La présence du PIR parmi les organisateurs de la Marche de la dignité, d’un collectif comme « Urgence notre police assassine », des termes ou expressions telle que « racisme d’Etat » dans l’appel, avaient convaincu certains qu’ils n’avaient pas ici leur place – entre autres, le Parti socialiste, de toute façon indésirable, et, ce qui est déjà plus embêtant, la Ligue des droits de l’homme (LDH) et le Mouvement contre le racisme et pour l’amitié entre les peuples. Présents, le Front de gauche et les Verts n’ont semble-t-il pas signé l’appel, à l’inverse du NPA, affirme l’ex-candidat à l’élection présidentielle Philippe Poutou, toujours employé en Gironde dans une usine Ford de fabrication de boîtes de vitesse, dont « l’avenir n’est pas assuré », mais ses collègues et lui se sont « battus pour qu’elle ne ferme pas ».

Continuité des causes, mais rupture dans la forme et l’incarnation de l’action. Du moins est-ce là le vœu des instigateurs de cette marche, qui, pour leur malheur peut-être, n’a pas fait le plein (il aurait fallu au moins 30.000 participants). Mais enfin, la volonté existe de représenter en France l’« antiracisme légitime » et la « nouvelle laïcité », contre les « illégitimes » Caroline Fourest et Elisabeth Badinter – elles n’ont pas été nommées, mais elles sont fréquemment décriées sur les réseaux sociaux par ceux-là-mêmes qui défilaient samedi. L’objectif est de « ne plus laisser d’autres (les mêmes Fourest et Badinter, ndr) parler à notre place ». Il en va de « notre dignité » – le mot moral au centre de tout.

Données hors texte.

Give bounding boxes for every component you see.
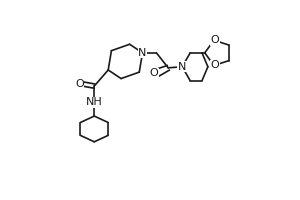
Text: N: N xyxy=(138,48,147,58)
Text: NH: NH xyxy=(86,97,103,107)
Text: O: O xyxy=(211,35,219,45)
Text: O: O xyxy=(75,79,84,89)
Text: N: N xyxy=(178,62,186,72)
Text: O: O xyxy=(149,68,158,78)
Text: O: O xyxy=(211,60,219,70)
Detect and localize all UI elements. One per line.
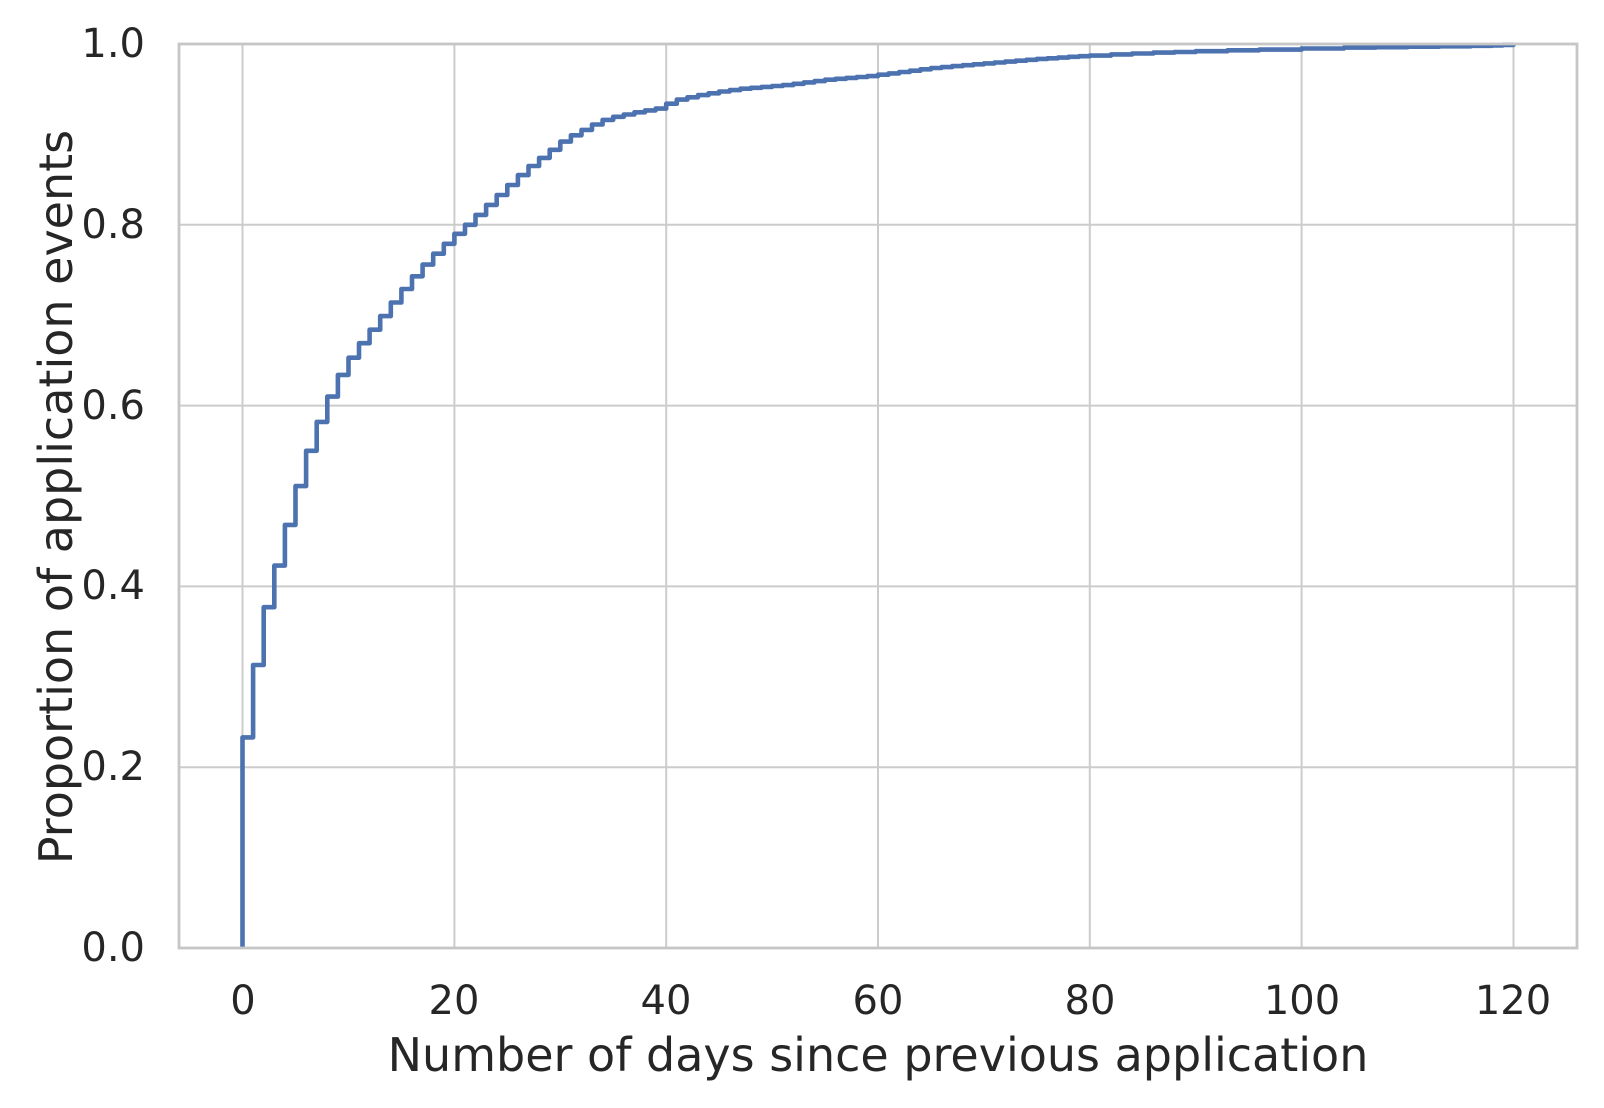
x-tick-label-100: 100	[1263, 978, 1341, 1024]
x-tick-label-80: 80	[1064, 978, 1116, 1024]
x-tick-label-60: 60	[852, 978, 904, 1024]
y-tick-label-0.8: 0.8	[81, 202, 145, 248]
ecdf-line	[240, 42, 1516, 948]
plot-border	[177, 42, 1579, 950]
y-tick-label-0.0: 0.0	[81, 925, 145, 971]
y-tick-label-0.4: 0.4	[81, 563, 145, 609]
y-tick-label-0.2: 0.2	[81, 744, 145, 790]
x-tick-label-120: 120	[1474, 978, 1552, 1024]
y-axis-title: Proportion of application events	[29, 129, 83, 865]
y-tick-label-1.0: 1.0	[81, 21, 145, 67]
x-tick-label-40: 40	[640, 978, 692, 1024]
x-tick-label-0: 0	[230, 978, 256, 1024]
x-axis-title: Number of days since previous applicatio…	[387, 1028, 1369, 1082]
y-tick-label-0.6: 0.6	[81, 383, 145, 429]
x-tick-label-20: 20	[428, 978, 480, 1024]
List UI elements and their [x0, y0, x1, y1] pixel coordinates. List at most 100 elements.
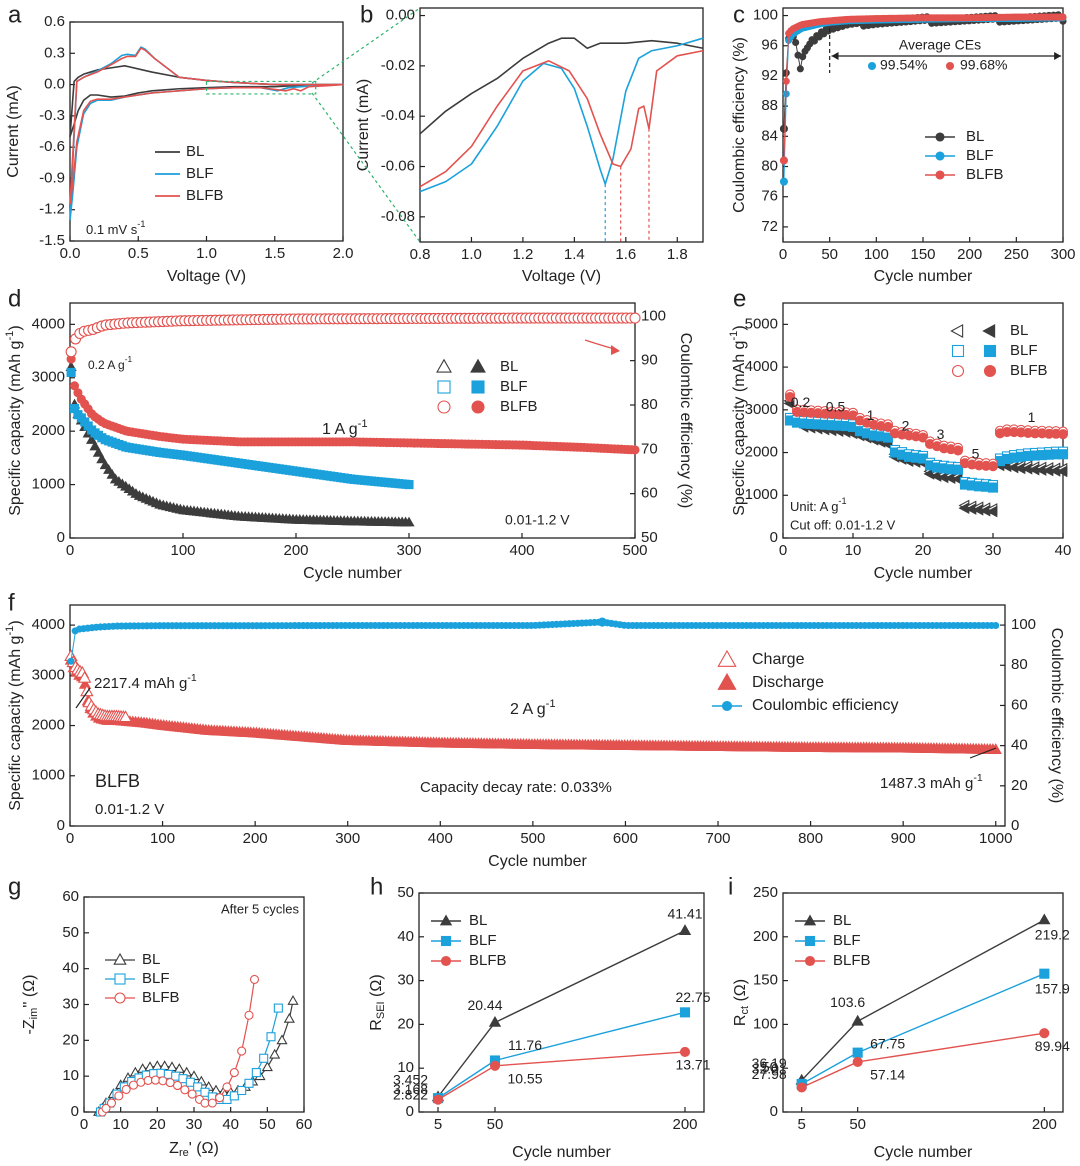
y-tick-label: 80 [761, 157, 778, 174]
x-tick-label: 600 [613, 830, 638, 847]
nyquist-point-BL [276, 1034, 288, 1045]
plot-frame [69, 21, 344, 242]
data-label-BL: 3.452 [393, 1072, 428, 1088]
y-tick-label: 4000 [32, 616, 65, 633]
axes-a: 0.0 0.5 1.0 1.5 2.0 -1.5 -1.2 -0.9 -0.6 -0.3 0.0 0.… [39, 13, 353, 262]
y-tick-label: 3000 [745, 401, 778, 418]
rate-step-label: 1 [867, 407, 875, 423]
y-tick-label: 0 [57, 529, 65, 546]
x-tick-label: 50 [259, 1116, 276, 1133]
y2-tick-label: 80 [1011, 656, 1028, 673]
average-ce-title: Average CEs [899, 37, 981, 53]
x-tick-label: 30 [186, 1116, 203, 1133]
y-axis-label: Current (mA) [5, 85, 22, 177]
end-capacity-label: 1487.3 mAh g-1 [880, 772, 983, 792]
y-tick-label: -1.2 [39, 201, 65, 218]
x-tick-label: 400 [428, 830, 453, 847]
y2-tick-label: 100 [641, 307, 666, 324]
material-label: BLFB [95, 771, 140, 791]
legend-label-charge: Charge [752, 651, 805, 668]
x-axis-label: Cycle number [874, 1144, 973, 1161]
x-tick-label: 5 [797, 1116, 805, 1133]
ce-first-point-BL [779, 124, 788, 133]
x-tick-label: 200 [243, 830, 268, 847]
legend-marker-BLF [804, 935, 816, 947]
nyquist-point-BLF [259, 1053, 269, 1063]
data-label-BLF: 22.75 [675, 989, 710, 1005]
y-tick-label: 30 [62, 995, 79, 1012]
rate-point-BLFB [1057, 429, 1069, 440]
legend-label-BLFB: BLFB [186, 187, 224, 204]
data-point-BL [851, 1014, 864, 1026]
end-arrow [969, 747, 997, 759]
legend-label-BLFB: BLFB [1010, 362, 1048, 379]
x-tick-label: 300 [396, 542, 421, 559]
rate-point-BLF [952, 464, 964, 475]
y2-tick-label: 50 [641, 529, 658, 546]
avg-value-BLF: 99.54% [880, 57, 927, 73]
ce-first-point-BLF [779, 177, 788, 186]
legend-label-BL: BL [186, 143, 204, 160]
ce-point-BLFB [65, 346, 77, 358]
y-tick-label: 0 [71, 1103, 79, 1120]
x-tick-label: 200 [672, 1116, 697, 1133]
nyquist-point-BLFB [215, 1093, 225, 1103]
nyquist-point-BLFB [237, 1046, 247, 1056]
y2-axis-label: Coulombic efficiency (%) [677, 333, 694, 509]
y-tick-label: 50 [62, 924, 79, 941]
y-tick-label: 5000 [745, 315, 778, 332]
axes-i: 5 50 200 0 50 100 150 200 250 36.19 103.6 219.2 32.0… [752, 884, 1070, 1133]
zoom-connector [311, 7, 421, 84]
rate-step-label: 0.2 [791, 394, 811, 410]
y2-tick-label: 80 [641, 396, 658, 413]
condition-label: After 5 cycles [221, 901, 300, 916]
panel-letter: g [8, 873, 21, 900]
y2-tick-label: 60 [641, 485, 658, 502]
nyquist-point-BLF [193, 1082, 203, 1092]
y-tick-label: 20 [62, 1031, 79, 1048]
cutoff-label: Cut off: 0.01-1.2 V [790, 517, 896, 532]
y-axis-label: Rct (Ω) [732, 979, 751, 1026]
y-axis-label: Specific capacity (mAh g-1) [728, 325, 748, 515]
y-tick-label: 10 [397, 1059, 414, 1076]
x-tick-label: 20 [149, 1116, 166, 1133]
y-tick-label: 0 [770, 529, 778, 546]
y-tick-label: -0.6 [39, 138, 65, 155]
nyquist-point-BL [159, 1060, 171, 1071]
data-label-BL: 41.41 [667, 905, 702, 921]
y-tick-label: 92 [761, 67, 778, 84]
rate-point-BL [1056, 465, 1068, 478]
ce-point-BLFB [782, 77, 790, 85]
data-label-BLFB: 13.71 [675, 1057, 710, 1073]
legend-label-BLFB: BLFB [500, 398, 538, 415]
voltage-window-label: 0.01-1.2 V [95, 801, 164, 818]
y2-tick-label: 70 [641, 440, 658, 457]
legend-label-BLF: BLF [469, 932, 497, 949]
x-tick-label: 60 [296, 1116, 313, 1133]
x-tick-label: 0.8 [410, 246, 431, 263]
cv-curve-BLFB [69, 47, 344, 205]
legend-label-ce: Coulombic efficiency [752, 697, 898, 714]
plot-frame [69, 302, 636, 539]
rate-point-BLFB [784, 391, 796, 403]
y-tick-label: 84 [761, 127, 778, 144]
legend-marker-BLF [440, 935, 452, 947]
legend-label-BL: BL [1010, 322, 1028, 339]
data-point-BLFB [489, 1060, 501, 1071]
cv-curve-BL [69, 65, 344, 137]
ce-point-BLFB [629, 312, 641, 324]
legend-filled-BLFB [983, 364, 997, 378]
y-tick-label: 3000 [32, 369, 65, 386]
rate-label: 1 A g-1 [322, 418, 368, 438]
y-tick-label: 0.6 [44, 13, 65, 30]
x-axis-label: Voltage (V) [167, 268, 246, 285]
data-point-BL [488, 1015, 502, 1027]
panel-letter: c [733, 1, 745, 28]
data-point-BLFB [432, 1094, 444, 1105]
nyquist-point-BL [283, 1012, 295, 1023]
axes-f: 0 100 200 300 400 500 600 700 800 900 100001000200… [32, 604, 1036, 847]
y2-tick-label: 90 [641, 352, 658, 369]
x-tick-label: 2.0 [333, 245, 354, 262]
legend-label-BL: BL [500, 358, 518, 375]
panel-letter: f [8, 589, 15, 616]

Cette aspiration à devenir maître du jeu antiraciste oblige en principe à lisser son discours pour être entendu du plus grand nombre – les néo-marcheurs sont encore très éloignés de ce but, si c’en est un pour eux, mais peut-être préfèrent-ils inspirer une certaine crainte pour être « respectés » des politiques. Il n’empêche, les attentats de janvier commencent à faire leur office. Si la ligne dieudo-soralienne, notoirement antisémite, continue d’inspirer une partie de ce public-là, la curie pro-palestinienne, maîtresse du jeu idéologique en banlieue, a prononcé l’excommunication du duo diabolique et traque ceux qui osent s’en réclamer encore publiquement.

*Photo : Antoine Menusier.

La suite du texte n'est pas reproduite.